On ne le confiait, en de très rares occasions, qu'aux messagers de confiance. Ils se précipitèrent aux remparts. Il flottait au loin, éployé et brandi pour n’échapper à aucun regard. Le patrouilleur avait accompli sa mission. Ses amis prenaient leur revanche. Ils tournaient en dérision leur manque de confiance. Les autres le regardaient. Leur joie était grande. Ils en supportaient les sarcasmes, tout en s’étonnant du retard, avec un remarquable souci de pardon des injures. Pour calmer les susceptibilités, Kleworegs les invita tous à venir boire l’hydromel. On se réconcilia autour des cornes.

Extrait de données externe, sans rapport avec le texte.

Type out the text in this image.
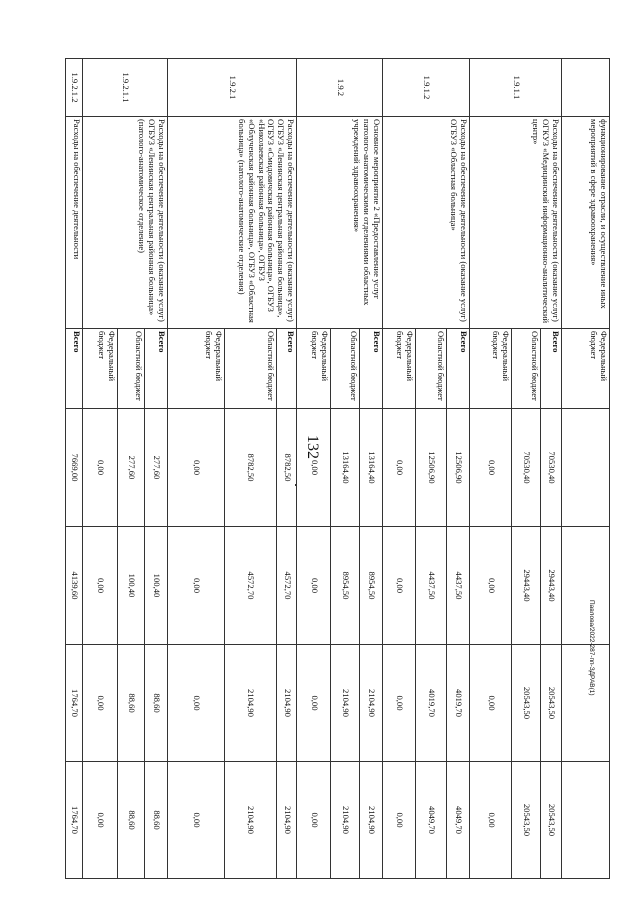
132
	функционирование отрасли, и осуществление иных мероприятий в сфере здравоохранения»	Федеральный бюджет				
1.9.1.1	Расходы на обеспечение деятельности (оказание услуг) ОГКУЗ «Медицинский информационно-аналитический центр»	Всего	70530,40	29443,40	20543,50	20543,50
		Областной бюджет	70530,40	29443,40	20543,50	20543,50
		Федеральный бюджет	0,00	0,00	0,00	0,00
1.9.1.2	Расходы на обеспечение деятельности (оказание услуг) ОГБУЗ «Областная больница»	Всего	12506,90	4437,50	4019,70	4049,70
		Областной бюджет	12506,90	4437,50	4019,70	4049,70
		Федеральный бюджет	0,00	0,00	0,00	0,00
1.9.2	Основное мероприятие 2 «Предоставление услуг патолого-анатомическими отделениями областных учреждений здравоохранения»	Всего	13164,40	8954,50	2104,90	2104,90
		Областной бюджет	13164,40	8954,50	2104,90	2104,90
		Федеральный бюджет	0,00	0,00	0,00	0,00
1.9.2.1	Расходы на обеспечение деятельности (оказание услуг) ОГБУЗ «Ленинская центральная районная больница», ОГБУЗ «Смидовичская районная больница», ОГБУЗ «Николаевская районная больница», ОГБУЗ «Облученская районная больница», ОГБУЗ «Областная больница» (патолого-анатомические отделения)	Всего	8782,50	4572,70	2104,90	2104,90
		Областной бюджет	8782,50	4572,70	2104,90	2104,90
		Федеральный бюджет	0,00	0,00	0,00	0,00
1.9.2.1.1	Расходы на обеспечение деятельности (оказание услуг) ОГБУЗ «Ленинская центральная районная больница» (патолого-анатомическое отделение)	Всего	277,60	100,40	88,60	88,60
		Областной бюджет	277,60	100,40	88,60	88,60
		Федеральный бюджет	0,00	0,00	0,00	0,00
1.9.2.1.2	Расходы на обеспечение деятельности	Всего	7669,00	4139,60	1764,70	1764,70
Павлова/2022-287-пп-ЗДРАВ(1)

L’exaspérant retard était oublié. On ne chercherait pas de coupable. Le cœur n’était plus qu’à la joie. Kleworegs héla deux des siens.
– Partez à sa rencontre, dites-lui que nous l’attendons... Et une fois à ses côtés, traitez-le bien et parlez-lui comme au plus haut prêtre ou au roi des rois.

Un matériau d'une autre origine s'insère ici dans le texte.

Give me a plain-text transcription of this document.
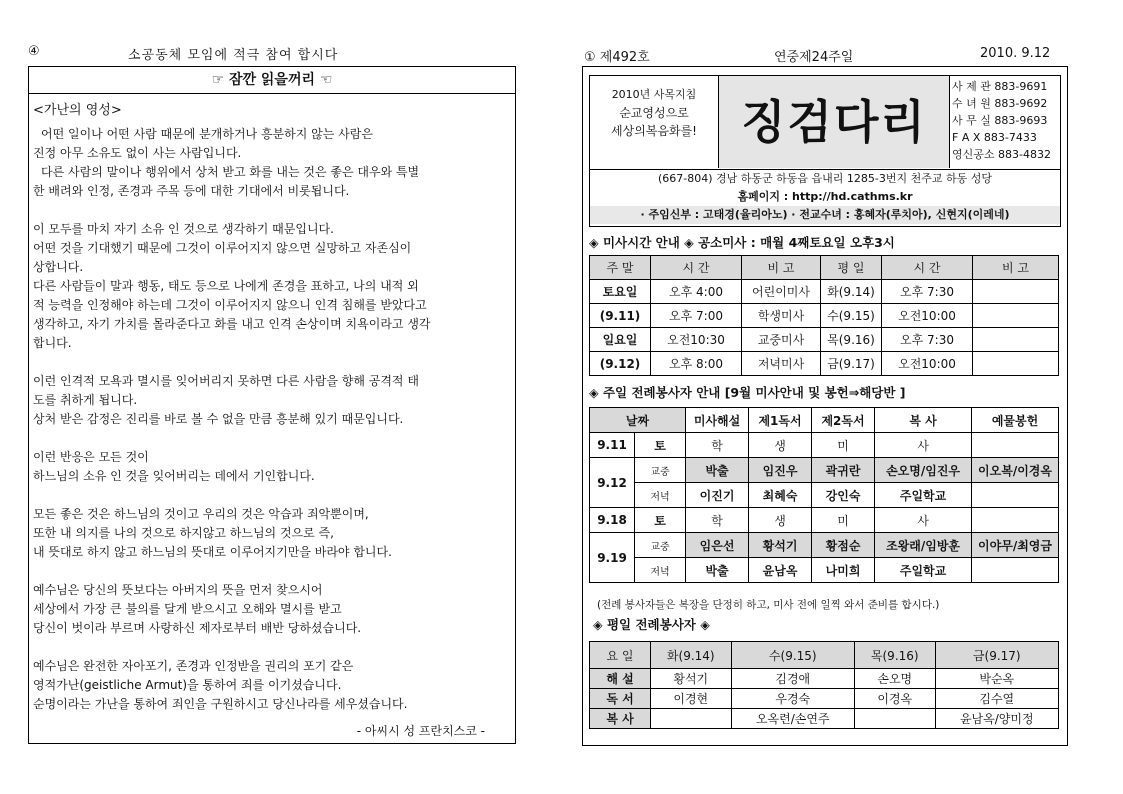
④	소공동체 모임에 적극 참여 합시다
☞ 잠깐 읽을꺼리 ☜
<가난의 영성>
어떤 일이나 어떤 사람 때문에 분개하거나 흥분하지 않는 사람은
진정 아무 소유도 없이 사는 사람입니다.
다른 사람의 말이나 행위에서 상처 받고 화를 내는 것은 좋은 대우와 특별
한 배려와 인정, 존경과 주목 등에 대한 기대에서 비롯됩니다.
이 모두를 마치 자기 소유 인 것으로 생각하기 때문입니다.
어떤 것을 기대했기 때문에 그것이 이루어지지 않으면 실망하고 자존심이
상합니다.
다른 사람들이 말과 행동, 태도 등으로 나에게 존경을 표하고, 나의 내적 외
적 능력을 인정해야 하는데 그것이 이루어지지 않으니 인격 침해를 받았다고
생각하고, 자기 가치를 몰라준다고 화를 내고 인격 손상이며 치욕이라고 생각
합니다.
이런 인격적 모욕과 멸시를 잊어버리지 못하면 다른 사람을 향해 공격적 태
도를 취하게 됩니다.
상처 받은 감정은 진리를 바로 볼 수 없을 만큼 흥분해 있기 때문입니다.
이런 반응은 모든 것이
하느님의 소유 인 것을 잊어버리는 데에서 기인합니다.
모든 좋은 것은 하느님의 것이고 우리의 것은 악습과 죄악뿐이며,
또한 내 의지를 나의 것으로 하지않고 하느님의 것으로 즉,
내 뜻대로 하지 않고 하느님의 뜻대로 이루어지기만을 바라야 합니다.
예수님은 당신의 뜻보다는 아버지의 뜻을 먼저 찾으시어
세상에서 가장 큰 불의를 달게 받으시고 오해와 멸시를 받고
당신이 벗이라 부르며 사랑하신 제자로부터 배반 당하셨습니다.
예수님은 완전한 자아포기, 존경과 인정받을 권리의 포기 같은
영적가난(geistliche Armut)을 통하여 죄를 이기셨습니다.
순명이라는 가난을 통하여 죄인을 구원하시고 당신나라를 세우셨습니다.
- 아씨시 성 프란치스코 -
① 제492호	연중제24주일	2010. 9.12
2010년 사목지침
순교영성으로
세상의복음화를! 징검다리
사 제 관 883-9691
수 녀 원 883-9692
사 무 실 883-9693
F A X 883-7433
영신공소 883-4832
(667-804) 경남 하동군 하동읍 읍내리 1285-3번지 천주교 하동 성당
홈페이지 : http://hd.cathms.kr
· 주임신부 : 고태경(율리아노) · 전교수녀 : 홍혜자(루치아), 신현지(이레네)
◈ 미사시간 안내 ◈ 공소미사 : 매월 4째토요일 오후3시
주 말	시 간	비 고	평 일	시 간	비 고
토요일	오후 4:00	어린이미사	화(9.14)	오후 7:30	
(9.11)	오후 7:00	학생미사	수(9.15)	오전10:00	
일요일	오전10:30	교중미사	목(9.16)	오후 7:30	
(9.12)	오후 8:00	저녁미사	금(9.17)	오전10:00	
◈ 주일 전례봉사자 안내 [9월 미사안내 및 봉헌⇒해당반 ]
날짜		미사해설	제1독서	제2독서	복 사	예물봉헌
9.11	토	학	생	미	사	
9.12	교중	박출	임진우	곽귀란	손오명/임진우	이오복/이경옥
	저녁	이진기	최혜숙	강인숙	주일학교	
9.18	토	학	생	미	사	
9.19	교중	임은선	황석기	황점순	조왕래/임방훈	이야무/최영금
	저녁	박출	윤남옥	나미희	주일학교	
(전례 봉사자들은 복장을 단정히 하고, 미사 전에 일찍 와서 준비를 합시다.)
◈ 평일 전례봉사자 ◈
요 일	화(9.14)	수(9.15)	목(9.16)	금(9.17)
해 설	황석기	김경애	손오명	박순옥
독 서	이경현	우경숙	이경옥	김수열
복 사		오옥련/손연주		윤남옥/양미정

Non, Kleworegs n’était pas passé dans le village où ils savaient tout. Tant pis ! Il profiterait de leur hospitalité pour se reposer et recevoir les soins indispensables à la poursuite de sa quête. Il attendait, interrogeant tout un chacun. Il avait honte. Comme ils étaient, dans son trou, ignorants et loin de tout !
Le monde était si beau, si varié. Il y avait tant de choses à découvrir... Et pour venger l’honneur, il allait l’abandonner. Ah, renoncer à la vengeance ! Tout éprouver, tout connaître ! Il n’en avait pas le droit. Il n’en aurait jamais le temps. Il implora les dieux. Qu’ils lui permettent de goûter un peu, avant de la perdre, cette vie qu’il découvrait.

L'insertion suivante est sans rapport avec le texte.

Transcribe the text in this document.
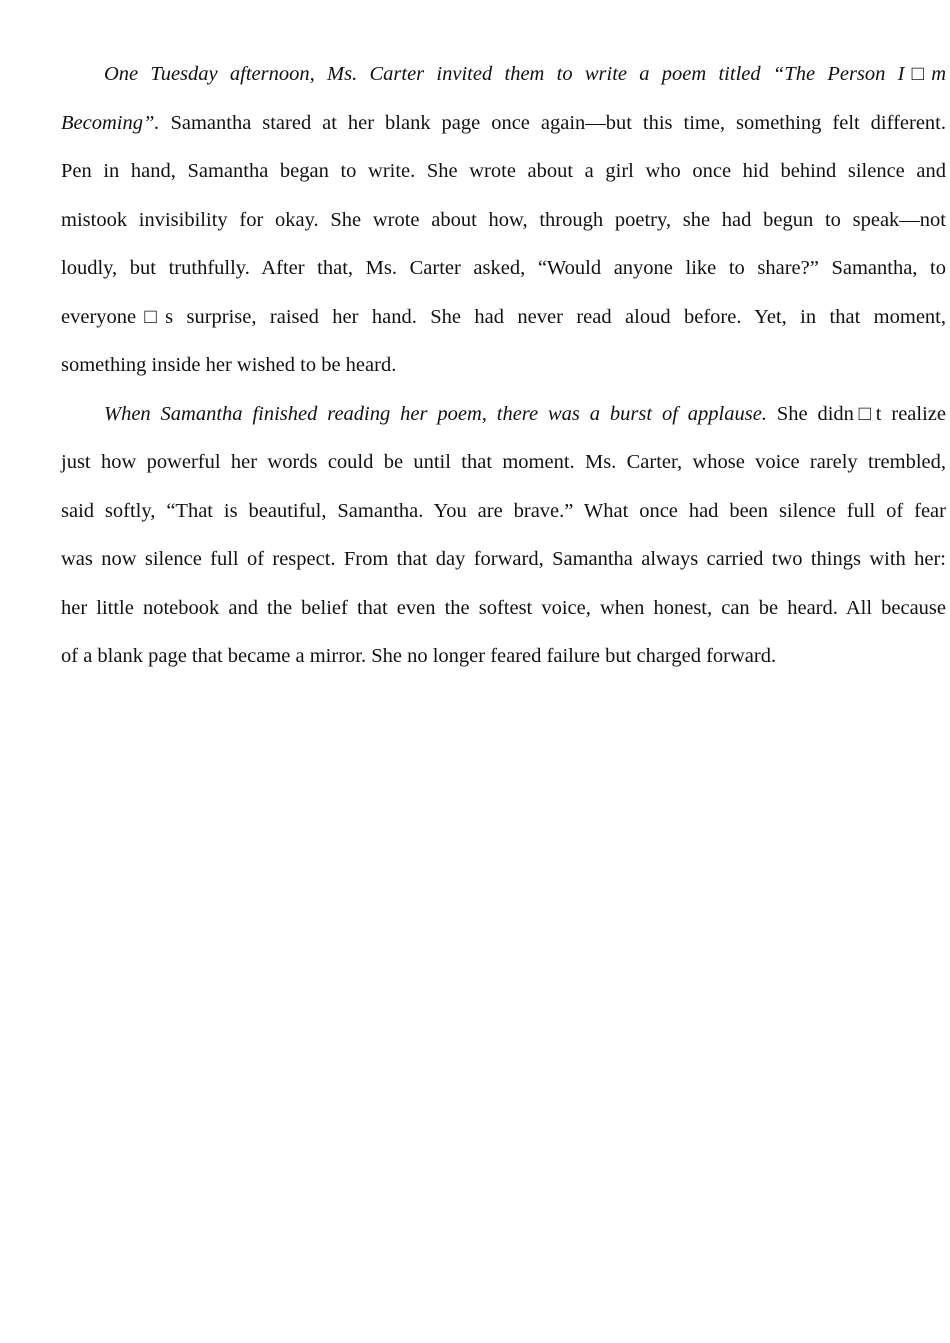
One Tuesday afternoon, Ms. Carter invited them to write a poem titled “The Person I□m
Becoming”. Samantha stared at her blank page once again—but this time, something felt different.
Pen in hand, Samantha began to write. She wrote about a girl who once hid behind silence and
mistook invisibility for okay. She wrote about how, through poetry, she had begun to speak—not
loudly, but truthfully. After that, Ms. Carter asked, “Would anyone like to share?” Samantha, to
everyone□s surprise, raised her hand. She had never read aloud before. Yet, in that moment,
something inside her wished to be heard.
When Samantha finished reading her poem, there was a burst of applause. She didn□t realize
just how powerful her words could be until that moment. Ms. Carter, whose voice rarely trembled,
said softly, “That is beautiful, Samantha. You are brave.” What once had been silence full of fear
was now silence full of respect. From that day forward, Samantha always carried two things with her:
her little notebook and the belief that even the softest voice, when honest, can be heard. All because
of a blank page that became a mirror. She no longer feared failure but charged forward.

Ce village était un vrai rendez-vous de voyageurs. Les visiteurs du clan du Cheval ailé avaient rapporté qui des trésors, qui des anecdotes, de leur séjour chez Kleworegs. Ils avaient aussi tenu leurs promesses de répandre partout sa gloire. C’est ainsi qu’il entendit parler, dans ce wiks où il soignait sa blessure, du grand troc de son butin. À peine cette nouvelle effleura-t-elle ses oreilles, il se leva et alla interroger l’arrivant. Il ignorait où était ce village, mais avait su cette histoire par un prêtre d’une bourgade non loin de la sienne. Son chef y avait participé. Il lui dirait où porter ses pas pour s’y rendre.
Il serait volontiers parti sur-le-champ, tout regret d’être passé à côté de la vie aboli. Sa jambe le faisait encore un peu souffrir. Le voyageur l’entendit. Il rentrait chez lui. Qu’il profite de son char ! Une fois arrivés, il lui en montrerait la route, à moins qu’il ne l’y conduise. À lui de se débrouiller ensuite.
Il acquiesça. Il se rapprochait de sa cible.